Setelah itu, di ujung terowongan, ia melihat kucing hitam itu.
Tak ada lagi sikap garang atau liar, malah sedang menjilat-jilat kaki, kadang bermain dengan ranting, benar-benar seperti kucing liar biasa, sangat lucu.
Dengan penglihatan spiritual, wujudnya juga tidak berubah jadi makhluk mengerikan, hanya seekor kucing hitam kecil biasa, tampak lemah dan tak berdaya—
Terhadap Li Yu, atau manusia pada umumnya, kucing hitam kecil itu tetap sangat waspada, tapi kadang-kadang menengok penuh rasa ingin tahu.
Li Yu berpikir sejenak, tersenyum, lalu mengambil sebatang ranting, berjalan melewati kucing hitam kecil itu, kemudian menggunakan ranting untuk menggodanya dari belakang.
Kucing hitam kecil itu langsung terkejut, lalu bersembunyi, tapi akhirnya mengendap-endap mendekat.
Li Yu berjalan sambil sesekali berhenti.
Kucing hitam kecil itu juga mengikuti sambil bersembunyi.
Mobil-mobil melintas, suara klakson yang keras membuat kucing itu takut, tubuhnya jadi meringkuk.
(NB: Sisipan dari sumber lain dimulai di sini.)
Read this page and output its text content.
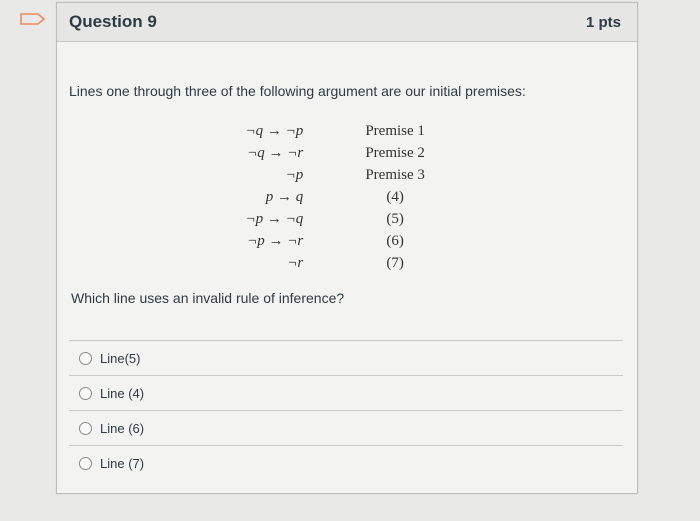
Question 9	1 pts
Lines one through three of the following argument are our initial premises:
¬q → ¬p	Premise 1
¬q → ¬r	Premise 2
¬p	Premise 3
p → q	(4)
¬p → ¬q	(5)
¬p → ¬r	(6)
¬r	(7)
Which line uses an invalid rule of inference?
Line(5)
Line (4)
Line (6)
Line (7)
Begitu keluar dari terowongan, kucing hitam kecil berhenti, tampak takut menghadapi dunia luar, mengeong terus-menerus, tampak sangat memelas dan bingung.
Seolah ingin kembali ke terowongan, tapi juga ingin merasakan sinar matahari.
Kucing hitam kecil itu sedang dihadapkan pada pilihan.
"Matahari hari ini cerah sekali..." Li Yu menatap sinar matahari di luar terowongan, lalu menoleh ke arah kucing hitam kecil yang sedang bersembunyi, berkata, "Kau mau ikut atau tidak?"
"Meong...."
Kucing hitam kecil itu ragu sebentar, lalu mengikuti Li Yu...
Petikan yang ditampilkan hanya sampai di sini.